-

Bioschemas: schema.org for the Life Sciences

University of Maastricht

Minderbroedersberg

LK Maastricht

The Netherlands

0 European Molecular Biology Laboratory - European Bioinformatics Institute , Wellcome Genome Campus, CB10 1SD , UK 1 Universidad Politécnica de Madrid, Campus de Montegancedo, 28660 Boadilla del Monte , Madrid , Spain

0000 0003

Websites are commonly used to expose data to end users, enabling search, filter, and download capabilities making it easier for users to find, organize and obtain data relevant to their own interests. With the continuous growth of data in the Life Sciences domain, it becomes difficult for users to easily find information required for their research on one single website. Search engines should make it easier for researchers to search and retrieve collated information from multiple sites so they can better decide where to go next. Schema.org is a collaborative project providing schemas for semantically structuring data in web pages.
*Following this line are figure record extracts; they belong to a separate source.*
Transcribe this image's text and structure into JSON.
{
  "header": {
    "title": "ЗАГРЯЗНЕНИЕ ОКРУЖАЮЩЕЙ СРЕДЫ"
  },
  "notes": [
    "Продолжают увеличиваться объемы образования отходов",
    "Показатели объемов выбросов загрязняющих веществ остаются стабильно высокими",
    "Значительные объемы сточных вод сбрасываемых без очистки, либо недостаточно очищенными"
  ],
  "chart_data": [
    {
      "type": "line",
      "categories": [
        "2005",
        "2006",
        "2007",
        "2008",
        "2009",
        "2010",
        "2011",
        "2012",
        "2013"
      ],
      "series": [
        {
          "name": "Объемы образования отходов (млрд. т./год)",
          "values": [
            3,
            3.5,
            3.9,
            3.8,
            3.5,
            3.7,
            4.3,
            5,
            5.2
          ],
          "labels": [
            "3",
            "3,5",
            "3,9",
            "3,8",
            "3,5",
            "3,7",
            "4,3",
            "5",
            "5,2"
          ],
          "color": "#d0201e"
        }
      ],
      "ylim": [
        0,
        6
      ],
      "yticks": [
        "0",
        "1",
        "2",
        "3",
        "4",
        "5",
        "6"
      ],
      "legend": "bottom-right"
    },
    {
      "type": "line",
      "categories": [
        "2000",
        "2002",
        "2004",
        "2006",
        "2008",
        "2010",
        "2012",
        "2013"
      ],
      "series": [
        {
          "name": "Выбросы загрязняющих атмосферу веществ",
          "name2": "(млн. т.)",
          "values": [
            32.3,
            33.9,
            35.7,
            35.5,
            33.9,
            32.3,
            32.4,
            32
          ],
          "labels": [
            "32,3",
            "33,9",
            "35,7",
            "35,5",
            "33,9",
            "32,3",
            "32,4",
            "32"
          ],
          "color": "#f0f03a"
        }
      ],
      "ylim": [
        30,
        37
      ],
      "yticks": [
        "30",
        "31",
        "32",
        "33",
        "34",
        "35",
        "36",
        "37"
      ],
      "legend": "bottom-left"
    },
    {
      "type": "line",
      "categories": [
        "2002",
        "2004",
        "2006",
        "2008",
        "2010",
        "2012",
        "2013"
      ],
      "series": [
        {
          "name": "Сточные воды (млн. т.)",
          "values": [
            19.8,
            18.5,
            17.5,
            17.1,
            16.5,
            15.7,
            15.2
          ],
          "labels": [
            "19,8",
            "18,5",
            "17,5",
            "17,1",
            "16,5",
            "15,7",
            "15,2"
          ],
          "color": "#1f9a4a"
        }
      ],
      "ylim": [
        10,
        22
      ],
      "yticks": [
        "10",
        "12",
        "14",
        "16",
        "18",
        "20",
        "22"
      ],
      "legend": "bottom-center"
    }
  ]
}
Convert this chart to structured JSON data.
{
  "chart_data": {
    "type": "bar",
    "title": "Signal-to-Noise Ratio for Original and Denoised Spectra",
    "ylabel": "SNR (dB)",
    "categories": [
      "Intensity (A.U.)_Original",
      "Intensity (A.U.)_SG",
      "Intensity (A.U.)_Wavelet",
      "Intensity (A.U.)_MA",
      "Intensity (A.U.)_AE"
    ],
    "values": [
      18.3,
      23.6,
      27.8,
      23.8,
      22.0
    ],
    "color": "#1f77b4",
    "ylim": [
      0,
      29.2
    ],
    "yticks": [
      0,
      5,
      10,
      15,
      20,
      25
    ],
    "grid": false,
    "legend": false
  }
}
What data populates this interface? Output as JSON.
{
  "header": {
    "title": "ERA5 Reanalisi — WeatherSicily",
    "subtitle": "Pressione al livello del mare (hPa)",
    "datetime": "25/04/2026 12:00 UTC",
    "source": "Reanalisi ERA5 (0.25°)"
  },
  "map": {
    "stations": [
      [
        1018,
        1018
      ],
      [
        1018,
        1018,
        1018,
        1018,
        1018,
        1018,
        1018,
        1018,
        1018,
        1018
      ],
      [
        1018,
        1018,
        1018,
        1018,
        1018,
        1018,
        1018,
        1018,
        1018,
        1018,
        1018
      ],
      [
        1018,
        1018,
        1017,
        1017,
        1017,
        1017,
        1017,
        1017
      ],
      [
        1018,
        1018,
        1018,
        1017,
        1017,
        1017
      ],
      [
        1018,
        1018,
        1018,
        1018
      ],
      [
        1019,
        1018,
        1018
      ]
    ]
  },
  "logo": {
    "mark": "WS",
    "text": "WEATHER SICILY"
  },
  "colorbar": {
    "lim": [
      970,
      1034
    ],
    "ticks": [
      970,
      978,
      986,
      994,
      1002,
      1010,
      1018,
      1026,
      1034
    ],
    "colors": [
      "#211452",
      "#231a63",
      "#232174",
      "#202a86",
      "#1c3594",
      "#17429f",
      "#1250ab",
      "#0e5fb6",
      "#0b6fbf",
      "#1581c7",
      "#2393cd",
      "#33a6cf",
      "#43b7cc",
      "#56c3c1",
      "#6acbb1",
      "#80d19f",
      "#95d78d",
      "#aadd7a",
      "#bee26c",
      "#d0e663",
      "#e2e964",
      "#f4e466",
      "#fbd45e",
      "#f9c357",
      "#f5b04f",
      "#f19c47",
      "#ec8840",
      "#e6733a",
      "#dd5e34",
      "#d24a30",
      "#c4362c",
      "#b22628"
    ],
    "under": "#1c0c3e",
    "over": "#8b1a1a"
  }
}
By adding semantic mark-up it becomes easier to determine whether a web page refers to a book or a movie. It also facilitates summarizing information in a fashion similar to infoboxes used in Wikipedia. Bioschemas is a community effort aiming to extend schema.org to support mark-up for Life Sciences websites. Here we present an overview of the main types used and proposed by Bioschemas in order to support such mark up. Availability: http://bioschemas.org/

Semantic mark-up structured data data discoverability

Bioschemas is a community initiative aiming to extend schema.org in order to improve data discoverability and interoperability in Life Sciences. Bioschemas reuses some existing types such as DataCatalog and Dataset, adds new properties to others such as CreativeWork, and proposes new types such as BioChemEntity, DataRecord and LabProtocol. Editions and additions are expected to be included in schema.org during 2018. In addition to types and properties, Bioschemas also provides guidelines regarding cardinality –one or many, marginality –minimum, recommended or optional, and usage of controlled vocabularies for those properties considered more relevant for Life Sciences data. Specifications and guidelines are available at http://bioschemas.org/specifications. An overview of the main types involved in Bioschemas is presented in Fig. 1.

BioChemEntity acts as a flexible and extensible wrapper, easy to customize. For such customizations, a.k.a. profiles, Bioschemas provides guidelines on the (i) minimum and recommended data to be delivered, (ii) expected cardinality, and (iii) third-party ontology terms useful to model the data. For instance, a protein profile advises as minimum one unique identifier while as recommended transcribed genes, organisms and associated diseases. On top of it, the protein profile recommends a well-known ontology class or controlled vocabulary type such as http://purl.obolibrary.org/obo/PR_000000001 to represent the protein type, as well as object properties or predicates such as http://semanticscience.org/resource/SIO_010081 to link to transcribed genes, schema:isContainedIn to link to organisms, and http://semanticscience.org/resource/SIO_000001 to link to associated diseases. The property schema:mainEntityOfPage is used to link the entity to its corresponding schema:DataRecord in a schema:Dataset, while schema:sameAs is used to link to other pages describing this entity, and schema:url is used to link to its official webpage. Following the specifications, Bioschemas will continue with adoption by some key resources in Life Sciences and development of tools for validation and data extraction.